Janos Gereben on March 18, 2014
MTT on European tour
MTT on European tour

Michael Tilson Thomas said the following in an interview with Christopher Morley in the Birmingham Post as the San Francisco Symphony opened its European tour there on Friday:

Long-term musical relationships are very important to me. Next year is my 20th season as music director of the San Francisco Symphony. I founded and have led the Miami-based New World Symphony for over 25 years, and have worked with the London Symphony Orchestra for the past 40 years ...

With the San Francisco Symphony, I‘m very proud of the fact that, after almost 20 years of working with the orchestra, our relationship is the best it has been.

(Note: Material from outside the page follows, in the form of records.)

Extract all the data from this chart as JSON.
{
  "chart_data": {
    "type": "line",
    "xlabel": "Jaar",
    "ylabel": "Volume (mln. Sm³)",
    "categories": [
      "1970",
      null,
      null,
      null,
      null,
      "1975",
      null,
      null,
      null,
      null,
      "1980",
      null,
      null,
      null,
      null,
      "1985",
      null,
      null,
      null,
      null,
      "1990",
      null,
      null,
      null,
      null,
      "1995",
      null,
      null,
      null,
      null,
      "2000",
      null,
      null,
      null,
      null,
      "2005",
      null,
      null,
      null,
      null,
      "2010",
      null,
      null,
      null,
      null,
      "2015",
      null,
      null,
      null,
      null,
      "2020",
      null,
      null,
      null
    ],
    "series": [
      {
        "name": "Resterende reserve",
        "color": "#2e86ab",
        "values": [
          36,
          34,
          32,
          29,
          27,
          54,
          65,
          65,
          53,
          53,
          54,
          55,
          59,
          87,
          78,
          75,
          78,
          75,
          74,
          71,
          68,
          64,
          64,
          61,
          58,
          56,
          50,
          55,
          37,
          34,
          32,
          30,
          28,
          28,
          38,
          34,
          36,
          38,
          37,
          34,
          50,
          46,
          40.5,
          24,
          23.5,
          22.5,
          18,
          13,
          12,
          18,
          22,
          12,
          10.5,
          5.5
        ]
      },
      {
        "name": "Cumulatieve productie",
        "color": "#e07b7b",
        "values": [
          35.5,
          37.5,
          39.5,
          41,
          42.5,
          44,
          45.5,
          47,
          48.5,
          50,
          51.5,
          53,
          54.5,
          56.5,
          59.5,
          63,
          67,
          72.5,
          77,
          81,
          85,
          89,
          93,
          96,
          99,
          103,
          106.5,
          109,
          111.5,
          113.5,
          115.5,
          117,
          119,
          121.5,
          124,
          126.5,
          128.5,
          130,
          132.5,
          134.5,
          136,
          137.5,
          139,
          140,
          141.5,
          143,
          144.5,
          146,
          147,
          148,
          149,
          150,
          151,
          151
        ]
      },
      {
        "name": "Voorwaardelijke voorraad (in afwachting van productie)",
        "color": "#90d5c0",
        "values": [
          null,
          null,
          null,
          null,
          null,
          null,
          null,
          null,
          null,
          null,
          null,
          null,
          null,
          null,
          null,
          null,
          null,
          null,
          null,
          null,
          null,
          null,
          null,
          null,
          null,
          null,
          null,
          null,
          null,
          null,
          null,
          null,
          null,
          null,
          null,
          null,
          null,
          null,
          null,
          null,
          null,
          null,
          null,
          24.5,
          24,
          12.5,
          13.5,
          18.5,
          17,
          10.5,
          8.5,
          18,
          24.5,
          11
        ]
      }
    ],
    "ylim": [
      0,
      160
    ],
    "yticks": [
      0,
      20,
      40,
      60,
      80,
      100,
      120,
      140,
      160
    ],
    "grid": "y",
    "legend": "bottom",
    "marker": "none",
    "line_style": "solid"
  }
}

I’d say it’s unusual in the artistic world, in the performing arts world, that after such a long time, the people really have a greater affection and respect for one another than they did in the beginning. Part of what keeps it vibrant is our ability and desire to take risks.

From the very first concert I heard the [SFS] musicians play, I was aware of the daring spirit of the orchestra. That’s been at the center of our relationship. I continue to be excited and moved by the sheer brilliance, consistency, and elegance with which the orchestra is playing, week after week.

The San Francisco Symphony is a collection of musicians who reflect the city in which they reside. San Francisco is well known for its broad thinking and widely varied population. Our musicians’ sense of adventure in performance reflects that same expansive spirit.

Royal Festival Hall
Royal Festival Hall
Photo by Oliver Theil


The program: Ives/Brant, "The Alcotts," from A Concord Symphony; John Adams, Absolute Jest (with the St. Lawrence String Quartet); and Berlioz, Symphonie fantastique. A review in the Telegraph, by Ivan Hewett, says:

Some music and some performers seem made for each other. So it is with the San Francisco Symphony Orchestra, their Music Director Michael Tilson Thomas, and American music. Tilson Thomas has a taste for Americana at its boldest — he recently curated an entire John Cage Festival. But at this concert, the first of a three-date UK tour, he settled for that great radical Charles Ives at his most rural, and John Adams at his most European.

On Saturday, MTT/SFS performed the same program in London's Royal Festival Hall (and you can hear the whole concert for four more days on BBC-3). On Sunday, still in London, the program was Mahler's Third Symphony, with mezzo Sasha Cooke, the St. Paul Boys Choir, and the London Symphony Orchestra Chorus (on BBC-3, starting at 10:45).

 

Hopping over the Channel, the orchestra gave those two programs yesterday and today in Paris' Salle Pleye; if it's Thursday, it must be Geneva.